Kondisi usus dimana terkandung gas-gas, yang telah disebutkan di atas, dalam jumlah berlebih disebut sebagai flatulensi (Anonymous, 2005). Akibatnya dapat muncul perasaan kurang nyaman di dalam usus sehingga menyebabkan penderita sering buang angin dari rektum. Namun, flatulensi bukan merupakan penyakit dan tidak berbahaya. Fleming dan Calloway (1983) menyatakan bahwa kuantitas gas-gas yang terkandung di dalam usus dapat ditentukan oleh beberapa faktor. Faktor-faktor tersebut adalah keadaan psikologis (cemas dan stres) dan jenis substrat yang dimakan. Komposisi gas ditentukan oleh sekresi endogenus, populasi mikroba dan substrat yang tersedia untuk difermentasi mikroba (endogenus atau berasal dari diet).

D. Bakteri Asam Laktat (BAL)

1. Definisi, karakteristik dan klasifikasi

Bakteri asam laktat (BAL) adalah kelompok bakteri Gram positif yang memiliki kesamaan karakteristik secara morfologi, metabolik dan fisiologis. Karakteristik umum bakteri jenis ini adalah Gram positif, tidak berspora, sel berbentuk bulat atau batang dan memproduksi asam laktat sebagai hasil akhir utama proses fermentasi karbohidrat (Axelsson, 1998). Definisi BAL menurut Donohue et al. (1998) adalah bakteri yang memproduksi asam laktat, termasuk Gram positif, tidak membentuk spora, sel berbentuk batang atau bulat, baik tunggal, berpasangan atau berantai dan terkadang tetrad. Contoh


(40)

BAL yang berbentuk batang adalah genus Lactobacillus dan Carnobacterium sedangkan yang berbentuk bulat adalah genus-genus lainnya. BAL umumnya ditemukan di saluran pencernaan, yaitu usus halus dan kolon.

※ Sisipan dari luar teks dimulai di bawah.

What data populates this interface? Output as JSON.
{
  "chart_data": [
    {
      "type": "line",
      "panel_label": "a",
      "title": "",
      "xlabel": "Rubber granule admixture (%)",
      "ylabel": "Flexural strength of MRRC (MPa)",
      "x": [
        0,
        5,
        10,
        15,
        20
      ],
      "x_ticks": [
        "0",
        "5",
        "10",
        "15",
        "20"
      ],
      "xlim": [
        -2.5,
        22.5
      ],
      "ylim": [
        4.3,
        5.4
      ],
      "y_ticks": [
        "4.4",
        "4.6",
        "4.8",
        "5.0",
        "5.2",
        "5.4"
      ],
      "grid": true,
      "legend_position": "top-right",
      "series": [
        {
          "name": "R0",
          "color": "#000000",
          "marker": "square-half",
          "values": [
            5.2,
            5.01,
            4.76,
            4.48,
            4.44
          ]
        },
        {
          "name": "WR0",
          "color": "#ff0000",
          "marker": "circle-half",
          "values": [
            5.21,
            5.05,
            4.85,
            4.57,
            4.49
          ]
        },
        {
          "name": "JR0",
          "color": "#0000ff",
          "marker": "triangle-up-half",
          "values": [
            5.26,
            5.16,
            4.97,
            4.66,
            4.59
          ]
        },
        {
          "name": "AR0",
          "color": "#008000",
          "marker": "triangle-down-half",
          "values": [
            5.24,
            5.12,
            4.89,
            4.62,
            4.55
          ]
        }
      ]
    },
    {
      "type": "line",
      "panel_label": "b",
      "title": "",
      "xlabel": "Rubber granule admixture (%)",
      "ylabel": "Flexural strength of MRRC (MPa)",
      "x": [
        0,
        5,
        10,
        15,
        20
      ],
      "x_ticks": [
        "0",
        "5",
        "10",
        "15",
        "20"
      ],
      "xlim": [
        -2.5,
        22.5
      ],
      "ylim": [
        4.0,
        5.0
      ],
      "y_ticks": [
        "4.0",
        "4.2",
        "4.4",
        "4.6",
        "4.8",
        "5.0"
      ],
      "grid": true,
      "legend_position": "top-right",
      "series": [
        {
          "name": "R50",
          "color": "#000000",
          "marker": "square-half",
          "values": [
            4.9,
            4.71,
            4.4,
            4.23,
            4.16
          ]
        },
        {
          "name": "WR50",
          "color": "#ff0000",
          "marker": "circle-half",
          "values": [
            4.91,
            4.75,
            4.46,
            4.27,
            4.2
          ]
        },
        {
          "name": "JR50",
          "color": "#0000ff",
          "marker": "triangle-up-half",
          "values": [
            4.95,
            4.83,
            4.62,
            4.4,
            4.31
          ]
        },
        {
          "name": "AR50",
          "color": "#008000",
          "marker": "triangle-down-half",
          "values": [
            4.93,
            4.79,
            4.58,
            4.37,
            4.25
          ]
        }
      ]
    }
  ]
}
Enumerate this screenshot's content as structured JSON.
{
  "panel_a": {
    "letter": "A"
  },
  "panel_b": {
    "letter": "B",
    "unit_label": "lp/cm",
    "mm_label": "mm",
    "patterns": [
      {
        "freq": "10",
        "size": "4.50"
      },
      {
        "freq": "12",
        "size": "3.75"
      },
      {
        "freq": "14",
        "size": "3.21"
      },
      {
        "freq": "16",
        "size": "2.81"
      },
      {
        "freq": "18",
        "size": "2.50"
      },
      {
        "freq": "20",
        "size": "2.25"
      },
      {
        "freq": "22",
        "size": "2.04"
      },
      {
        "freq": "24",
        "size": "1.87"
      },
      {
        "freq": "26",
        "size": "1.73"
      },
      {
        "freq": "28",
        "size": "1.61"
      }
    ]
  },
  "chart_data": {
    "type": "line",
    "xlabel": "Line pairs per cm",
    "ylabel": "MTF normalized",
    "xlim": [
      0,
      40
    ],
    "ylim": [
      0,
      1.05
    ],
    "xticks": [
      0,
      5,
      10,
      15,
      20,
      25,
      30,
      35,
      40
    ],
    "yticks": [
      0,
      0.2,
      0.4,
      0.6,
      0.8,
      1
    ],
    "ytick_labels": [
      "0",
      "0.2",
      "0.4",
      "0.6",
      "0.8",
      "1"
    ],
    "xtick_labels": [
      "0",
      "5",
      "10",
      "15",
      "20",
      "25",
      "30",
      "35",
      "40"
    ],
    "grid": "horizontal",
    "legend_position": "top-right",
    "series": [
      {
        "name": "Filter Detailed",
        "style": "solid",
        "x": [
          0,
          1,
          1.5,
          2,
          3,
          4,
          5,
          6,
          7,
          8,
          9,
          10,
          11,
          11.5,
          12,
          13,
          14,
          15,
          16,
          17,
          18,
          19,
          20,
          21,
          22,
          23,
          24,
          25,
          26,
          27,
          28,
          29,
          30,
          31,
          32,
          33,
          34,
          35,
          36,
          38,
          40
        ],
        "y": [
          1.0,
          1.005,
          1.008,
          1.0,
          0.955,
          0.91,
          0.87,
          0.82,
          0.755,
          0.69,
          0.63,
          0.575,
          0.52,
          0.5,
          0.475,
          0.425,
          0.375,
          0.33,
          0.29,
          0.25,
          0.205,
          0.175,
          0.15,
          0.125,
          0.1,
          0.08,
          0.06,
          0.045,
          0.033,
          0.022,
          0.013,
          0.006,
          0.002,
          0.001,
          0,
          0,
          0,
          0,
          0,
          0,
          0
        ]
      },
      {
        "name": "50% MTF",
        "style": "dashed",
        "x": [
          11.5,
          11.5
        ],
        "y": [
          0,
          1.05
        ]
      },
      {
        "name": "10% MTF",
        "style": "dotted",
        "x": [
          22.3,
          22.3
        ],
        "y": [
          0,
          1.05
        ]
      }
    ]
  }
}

Awalnya BAL hanya terdiri dari genus Lactobacillus, Leuconostoc, Pediococcus dan Streptococcus (Donohue dan Salminen, 1996), namun pada perkembangannya, BAL menjadi terdiri dari genus-genus Aerococcus, Alloiococcus, Carnobacterium, Dolosigranulum, Enterococcus, Globicatella, Lactobacillus, Lactococcus, Lactosphaera, Leuconostoc, Oenococcus, Pediococcus, Streptococcus, Tetragenococcus, Vagococcus dan Weissella (Axelsson, 1998). BAL dibagi menjadi dua kelompok berdasarkan senyawa yang dihasilkan dari proses fermentasi gula, yaitu homofermentatif dan heterofermentatif. Proses homofermentatif menghasilkan produk akhir hanya asam laktat melalui jalur glikolisis. Proses heterofermentatif menghasilkan produk akhir sampingan seperti etanol, asetat CO2 selain asam laktat melalui jalur 6-fosfoglukonat atau fosfoketolase.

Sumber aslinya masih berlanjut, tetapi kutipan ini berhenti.